Thursday, 4 October 2012

Fall Season Opener

It’s October.  We’ve finally been forced to accept the fact that we will not be making a major summer trip this year.  The “good weather windows” are getting narrower and we still have much to learn (and repair) on board Spray.  But each local outing offers important lessons and this week’s voyage was no exception.

Au Revoir Gwenva

We headed out on Saturday to say goodbye to Gwenva, an 8 meter Kelt sailboat that has carried us far and taught us much over the last 2 years. Guru Bob sold her to a couple of young sailors who dream of sailing her to Turkey next spring.  We’re sad to see her go, but glad she’s in the hands of owners who intend to keep her sailing.
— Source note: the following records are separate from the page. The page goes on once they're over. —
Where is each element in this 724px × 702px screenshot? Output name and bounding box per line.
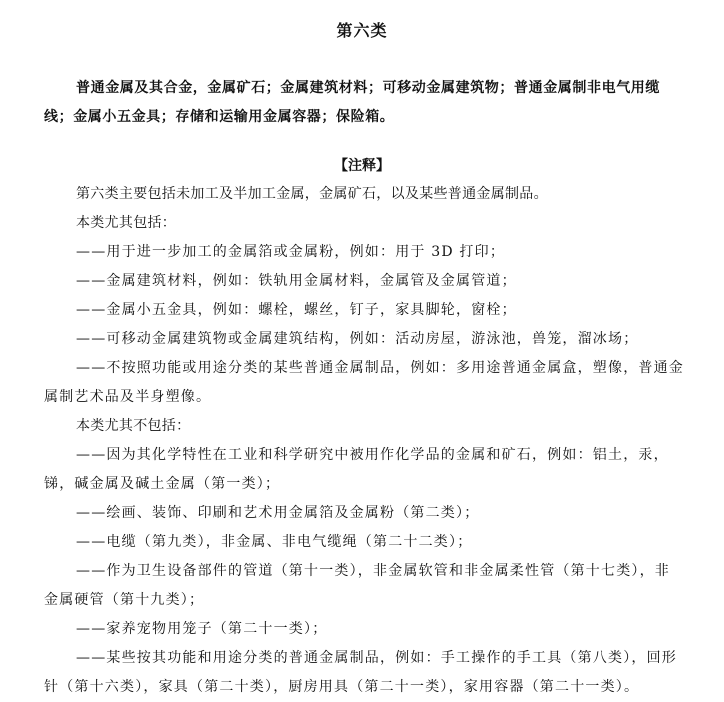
exclude-item: ——因为其化学特性在工业和科学研究中被用作化学品的金属和矿石，例如：铝土，汞，锑，碱金属及碱土金属（第一类）； <box>44 447 669 492</box>
class-title: 第六类 <box>336 21 388 40</box>
notes-body <box>44 180 684 702</box>
exclude-item: ——某些按其功能和用途分类的普通金属制品，例如：手工操作的手工具（第八类），回形针（第十六类），家具（第二十类），厨房用具（第二十一类），家用容器（第二十一类）。 <box>44 650 677 695</box>
include-item: ——用于进一步加工的金属箔或金属粉，例如：用于 3D 打印； <box>76 244 506 260</box>
notes-intro: 第六类主要包括未加工及半加工金属，金属矿石，以及某些普通金属制品。 <box>76 186 548 202</box>
include-item: ——可移动金属建筑物或金属建筑结构，例如：活动房屋，游泳池，兽笼，溜冰场； <box>76 331 639 347</box>
class-heading: 普通金属及其合金，金属矿石；金属建筑材料；可移动金属建筑物；普通金属制非电气用缆线；金属小五金具；存储和运输用金属容器；保险箱。 <box>44 80 660 125</box>
exclude-item: ——绘画、装饰、印刷和艺术用金属箔及金属粉（第二类）； <box>76 505 480 521</box>
exclude-item: ——电缆（第九类），非金属、非电气缆绳（第二十二类）； <box>76 534 473 550</box>
exclude-item: ——家养宠物用笼子（第二十一类）； <box>76 621 328 637</box>
notes-title: 【注释】 <box>334 158 390 174</box>
include-item: ——金属小五金具，例如：螺栓，螺丝，钉子，家具脚轮，窗栓； <box>76 302 517 318</box>
excludes-label: 本类尤其不包括： <box>76 418 191 434</box>
includes-label: 本类尤其包括： <box>76 215 177 231</box>
include-item: ——不按照功能或用途分类的某些普通金属制品，例如：多用途普通金属盒，塑像，普通金属制艺术品及半身塑像。 <box>44 360 684 405</box>
exclude-item: ——作为卫生设备部件的管道（第十一类），非金属软管和非金属柔性管（第十七类），非金属硬管（第十九类）； <box>44 563 670 608</box>
include-item: ——金属建筑材料，例如：铁轨用金属材料，金属管及金属管道； <box>76 273 517 289</box>
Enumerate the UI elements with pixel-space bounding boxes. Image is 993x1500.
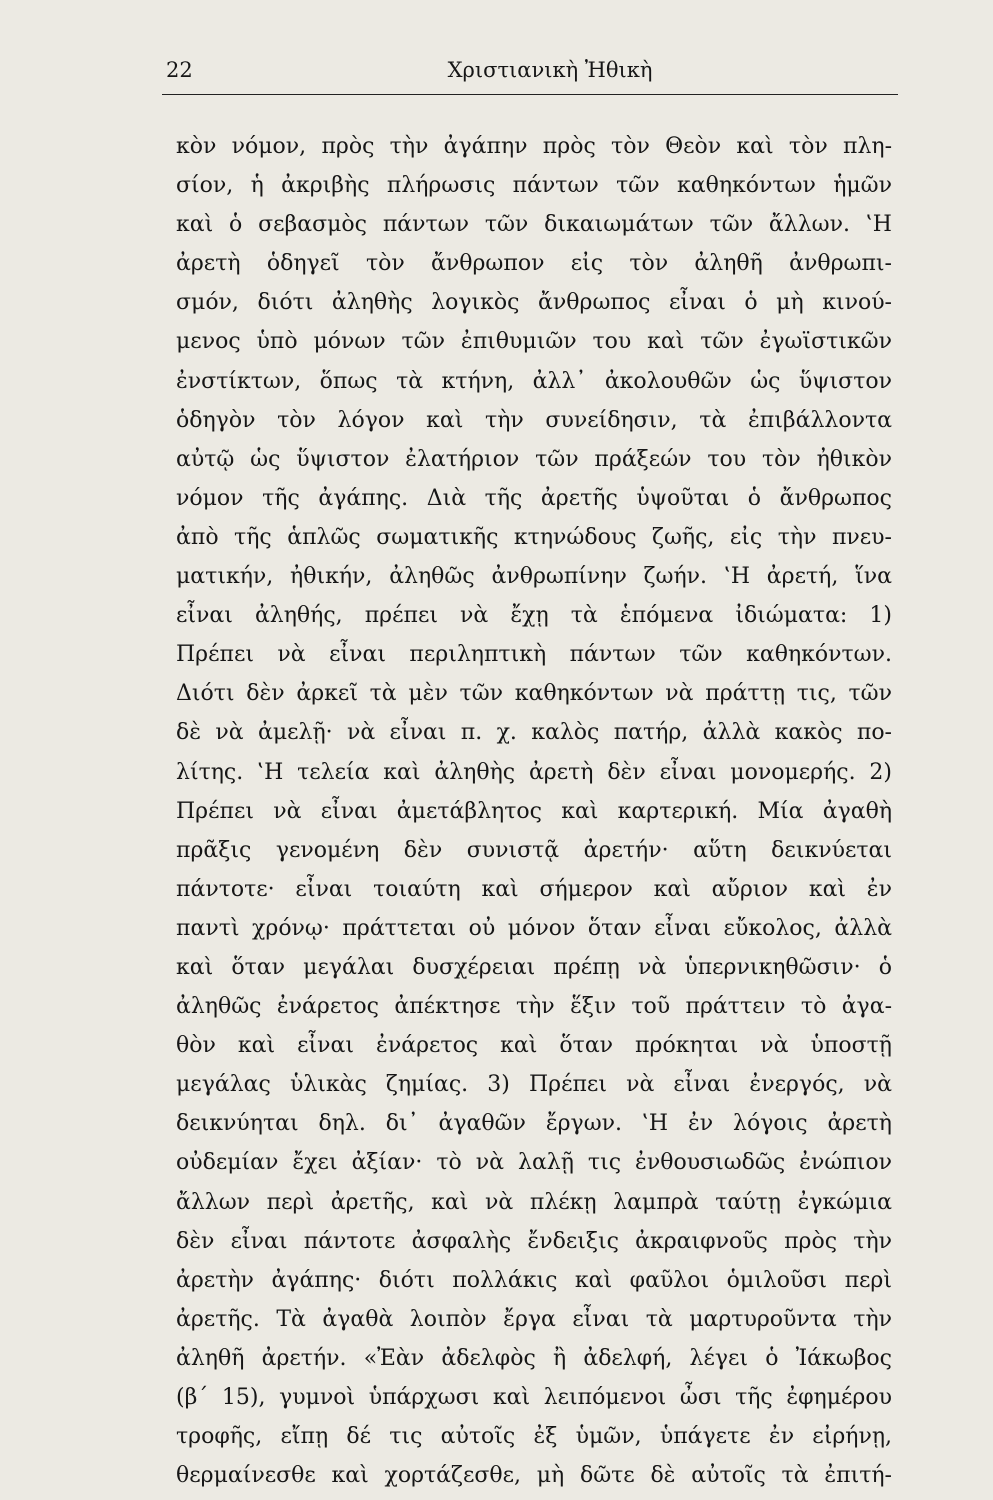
text-line: (β´ 15), γυμνοὶ ὑπάρχωσι καὶ λειπόμενοι ὦσι τῆς ἐφημέρου (176, 1385, 892, 1410)
page-number: 22 (166, 58, 193, 82)
text-line: μεγάλας ὑλικὰς ζημίας. 3) Πρέπει νὰ εἶναι ἐνεργός, νὰ (176, 1072, 892, 1098)
page-header (160, 58, 900, 98)
text-line: ἀπὸ τῆς ἁπλῶς σωματικῆς κτηνώδους ζωῆς, εἰς τὴν πνευ- (176, 524, 892, 550)
text-line: Πρέπει νὰ εἶναι περιληπτικὴ πάντων τῶν καθηκόντων. (176, 642, 892, 668)
text-line: τροφῆς, εἴπῃ δέ τις αὐτοῖς ἐξ ὑμῶν, ὑπάγετε ἐν εἰρήνῃ, (176, 1424, 892, 1450)
text-line: ὁδηγὸν τὸν λόγον καὶ τὴν συνείδησιν, τὰ ἐπιβάλλοντα (176, 407, 892, 433)
text-line: καὶ ὁ σεβασμὸς πάντων τῶν δικαιωμάτων τῶν ἄλλων. ‛Η (176, 212, 892, 238)
text-line: ματικήν, ἠθικήν, ἀληθῶς ἀνθρωπίνην ζωήν. ‛Η ἀρετή, ἵνα (176, 564, 892, 590)
text-line: ἐνστίκτων, ὅπως τὰ κτήνη, ἀλλ᾽ ἀκολουθῶν ὡς ὕψιστον (176, 368, 892, 394)
text-line: οὐδεμίαν ἔχει ἀξίαν· τὸ νὰ λαλῇ τις ἐνθουσιωδῶς ἐνώπιον (176, 1150, 892, 1176)
header-rule (162, 94, 898, 95)
text-line: εἶναι ἀληθής, πρέπει νὰ ἔχῃ τὰ ἑπόμενα ἰδιώματα: 1) (176, 603, 892, 629)
text-line: καὶ ὅταν μεγάλαι δυσχέρειαι πρέπῃ νὰ ὑπερνικηθῶσιν· ὁ (176, 954, 892, 980)
text-line: ἄλλων περὶ ἀρετῆς, καὶ νὰ πλέκῃ λαμπρὰ ταύτῃ ἐγκώμια (176, 1189, 892, 1215)
text-line: ἀληθῆ ἀρετήν. «Ἐὰν ἀδελφὸς ἢ ἀδελφή, λέγει ὁ Ἰάκωβος (176, 1345, 892, 1371)
text-line: ἀρετὴν ἀγάπης· διότι πολλάκις καὶ φαῦλοι ὁμιλοῦσι περὶ (176, 1267, 892, 1293)
text-line: ἀληθῶς ἐνάρετος ἀπέκτησε τὴν ἕξιν τοῦ πράττειν τὸ ἀγα- (176, 994, 892, 1020)
text-line: κὸν νόμον, πρὸς τὴν ἀγάπην πρὸς τὸν Θεὸν καὶ τὸν πλη- (176, 134, 892, 159)
text-line: ἀρετῆς. Τὰ ἀγαθὰ λοιπὸν ἔργα εἶναι τὰ μαρτυροῦντα τὴν (176, 1306, 892, 1332)
text-line: δὲ νὰ ἀμελῇ· νὰ εἶναι π. χ. καλὸς πατήρ, ἀλλὰ κακὸς πο- (176, 720, 892, 746)
text-line: σμόν, διότι ἀληθὴς λογικὸς ἄνθρωπος εἶναι ὁ μὴ κινού- (176, 290, 892, 316)
text-line: νόμον τῆς ἀγάπης. Διὰ τῆς ἀρετῆς ὑψοῦται ὁ ἄνθρωπος (176, 485, 892, 511)
text-line: δὲν εἶναι πάντοτε ἀσφαλὴς ἔνδειξις ἀκραιφνοῦς πρὸς τὴν (176, 1228, 892, 1254)
text-line: παντὶ χρόνῳ· πράττεται οὐ μόνον ὅταν εἶναι εὔκολος, ἀλλὰ (176, 915, 892, 941)
running-title: Χριστιανικὴ Ἠθικὴ (447, 58, 653, 82)
text-line: μενος ὑπὸ μόνων τῶν ἐπιθυμιῶν του καὶ τῶν ἐγωϊστικῶν (176, 329, 892, 355)
text-line: ἀρετὴ ὁδηγεῖ τὸν ἄνθρωπον εἰς τὸν ἀληθῆ ἀνθρωπι- (176, 251, 892, 277)
text-line: σίον, ἡ ἀκριβὴς πλήρωσις πάντων τῶν καθηκόντων ἡμῶν (176, 173, 892, 199)
body-text (176, 127, 892, 1495)
text-line: πρᾶξις γενομένη δὲν συνιστᾷ ἀρετήν· αὕτη δεικνύεται (176, 837, 892, 863)
text-line: Διότι δὲν ἀρκεῖ τὰ μὲν τῶν καθηκόντων νὰ πράττῃ τις, τῶν (176, 681, 892, 707)
text-line: θερμαίνεσθε καὶ χορτάζεσθε, μὴ δῶτε δὲ αὐτοῖς τὰ ἐπιτή- (176, 1463, 892, 1489)
text-line: αὐτῷ ὡς ὕψιστον ἐλατήριον τῶν πράξεών του τὸν ἠθικὸν (176, 446, 892, 472)
text-line: θὸν καὶ εἶναι ἐνάρετος καὶ ὅταν πρόκηται νὰ ὑποστῇ (176, 1033, 892, 1059)
text-line: λίτης. ‛Η τελεία καὶ ἀληθὴς ἀρετὴ δὲν εἶναι μονομερής. 2) (176, 759, 892, 785)
text-line: πάντοτε· εἶναι τοιαύτη καὶ σήμερον καὶ αὔριον καὶ ἐν (176, 876, 892, 902)
text-line: δεικνύηται δηλ. δι᾽ ἀγαθῶν ἔργων. ‛Η ἐν λόγοις ἀρετὴ (176, 1111, 892, 1137)
text-line: Πρέπει νὰ εἶναι ἀμετάβλητος καὶ καρτερική. Μία ἀγαθὴ (176, 798, 892, 824)
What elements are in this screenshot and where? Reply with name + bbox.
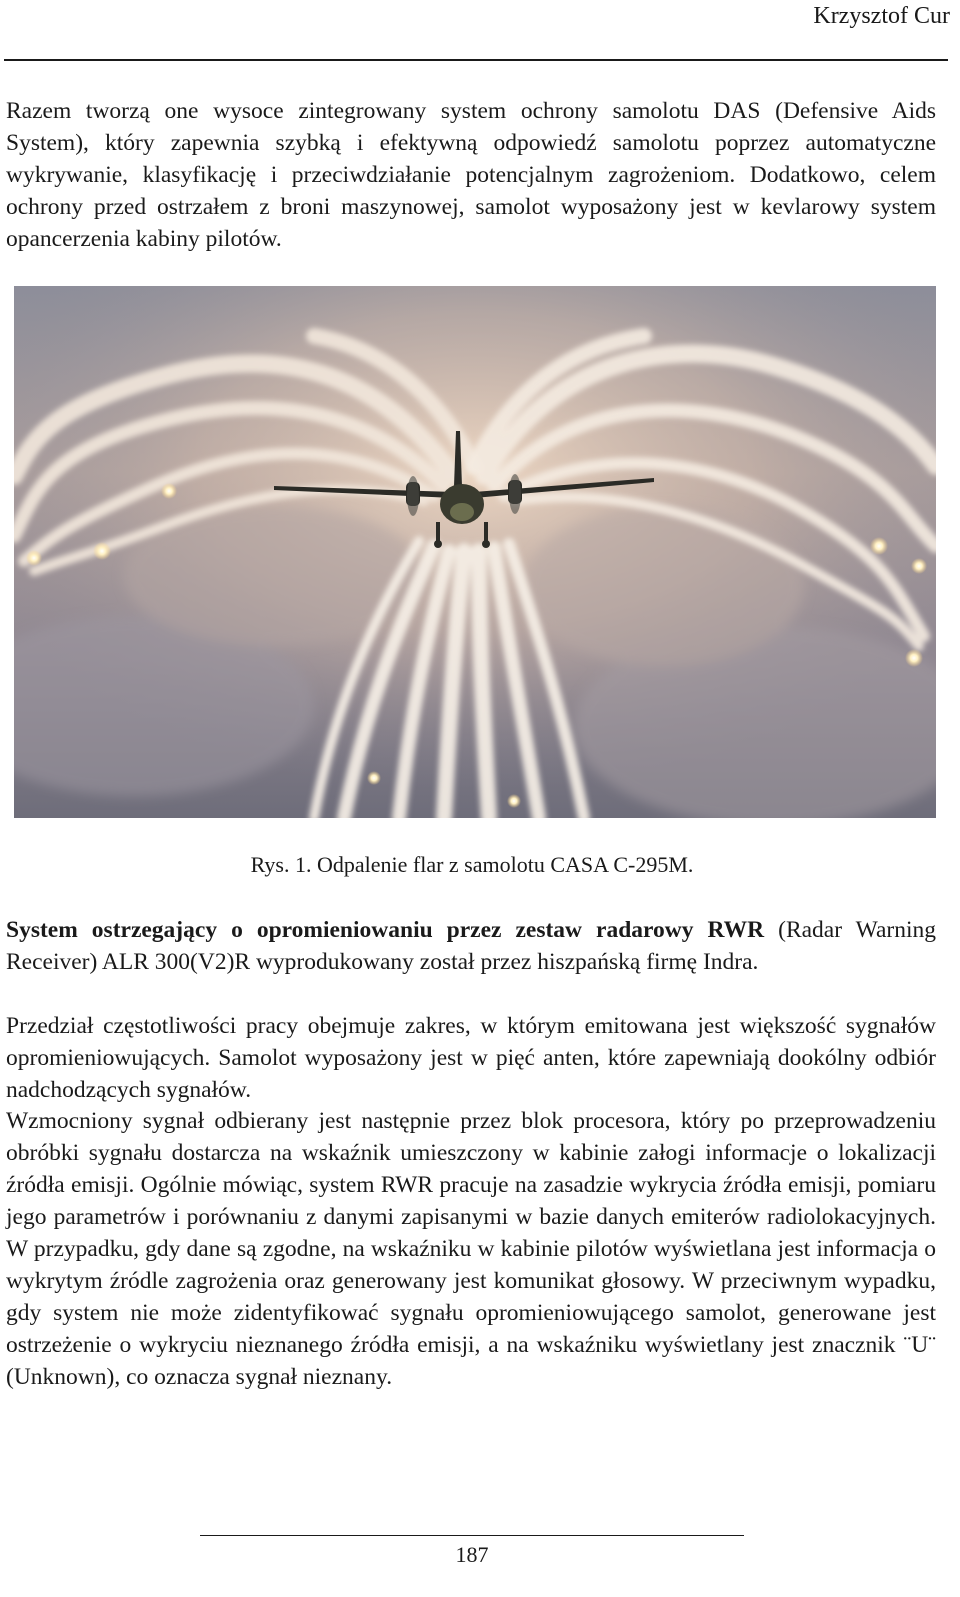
- paragraph-signal-processing: Wzmocniony sygnał odbierany jest następnie przez blok procesora, który po przeprowadzeniu obróbki sygnału dostarcza na wskaźnik umieszczony w kabinie załogi informacje o lokalizacji źródła emisji. Ogólnie mówiąc, system RWR pracuje na zasadzie wykrycia źródła emisji, pomiaru jego parametrów i porównaniu z danymi zapisanymi w bazie danych emiterów radiolokacyjnych. W przypadku, gdy dane są zgodne, na wskaźniku w kabinie pilotów wyświetlana jest informacja o wykrytym źródle zagrożenia oraz generowany jest komunikat głosowy. W przeciwnym wypadku, gdy system nie może zidentyfikować sygnału opromieniowującego samolot, generowane jest ostrzeżenie o wykryciu nieznanego źródła emisji, a na wskaźniku wyświetlany jest znacznik ¨U¨ (Unknown), co oznacza sygnał nieznany.: [6, 1108, 936, 1390]
- header-author: Krzysztof Cur: [813, 3, 950, 29]
- paragraph-rwr-text: (Radar Warning Receiver) ALR 300(V2)R wyprodukowany został przez hiszpańską firmę Indra.: [6, 917, 936, 975]
- footer-divider: [200, 1535, 744, 1536]
- paragraph-das-intro: Razem tworzą one wysoce zintegrowany system ochrony samolotu DAS (Defensive Aids System), który zapewnia szybką i efektywną odpowiedź samolotu poprzez automatyczne wykrywanie, klasyfikację i przeciwdziałanie potencjalnym zagrożeniom. Dodatkowo, celem ochrony przed ostrzałem z broni maszynowej, samolot wyposażony jest w kevlarowy system opancerzenia kabiny pilotów.: [6, 98, 936, 252]
- paragraph-frequency-range: Przedział częstotliwości pracy obejmuje zakres, w którym emitowana jest większość sygnałów opromieniowujących. Samolot wyposażony jest w pięć anten, które zapewniają dookólny odbiór nadchodzących sygnałów.: [6, 1013, 936, 1103]
- paragraph-rwr-intro: [6, 914, 936, 978]
- paragraph-rwr-heading: System ostrzegający o opromieniowaniu przez zestaw radarowy RWR: [6, 917, 765, 943]
- header-divider: [4, 59, 948, 61]
- figure-caption: Rys. 1. Odpalenie flar z samolotu CASA C-295M.: [250, 852, 694, 877]
- page-number: 187: [455, 1542, 489, 1567]
- flare-photo-image: [14, 286, 936, 818]
- figure-flare-photo: [14, 286, 936, 818]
Here’s the summary of the week and a link to photos below:
  • Five days, three islands (Belle Ile, Houat, Hoedic).
  • One day with dead calm; one day with a squall: gusts to 27 knots and zero visibility.
  • One day of tourism around Le Palais while waiting for the winds to pick up.
  • New speed record during the squall: 12.7 knots, obtained with 2 reefs in the main and the jib sheet (solent) up front.  Sorry – no picture-proof this time. (The squall wasn’t the best time to dash down to get my camera !)
  • Realized that we need a mooring line of at least 30 meters to tie up comfortably to the stone way quay in Le Palais of Belle Ile.
  • Confirmed that October is still too early to get a good spot in the harbour of Le Palais. (We were rafted up 4 deep in the outer harbour).  Note to self: need to re-inflate the fenders. 
  • First outing with MaxSea Time Zero Navigation Software.  Mixed results.  Will take some time to get used to.
  • Thousands and thousands of jellyfish along the shores of Belle Ile; probably Pelagia noctiluca (bad stings); probably pushed our way by the recent southwest winds.
  • One Portuguese Man-o-War cruising by Spray one evening at anchor in Belle Ile.  Filed a sighting report with the Mer-et-Littoral “Operation Jellyfish” project.
  • Climbed the mast while in port on the island of Hoedic (pronounced head-ick) to fix the anemometer (much better but not perfect).
  • Reconfirmed that Hoedic can be just as beautiful as her more flashy sister, Houat, across the Sisters Passage.
  • Sailed at slack tide (no current) to compare the speedo speed reading with the GPS reading.  Needs adjustment, but didn’t have the documentation with me.  Top of the to-do list.
  • Tested the Wichard Gybe-Easy boom brake.  Needs refinement (our installation and technique), and probably a couple of dedicated cam mini-cleats.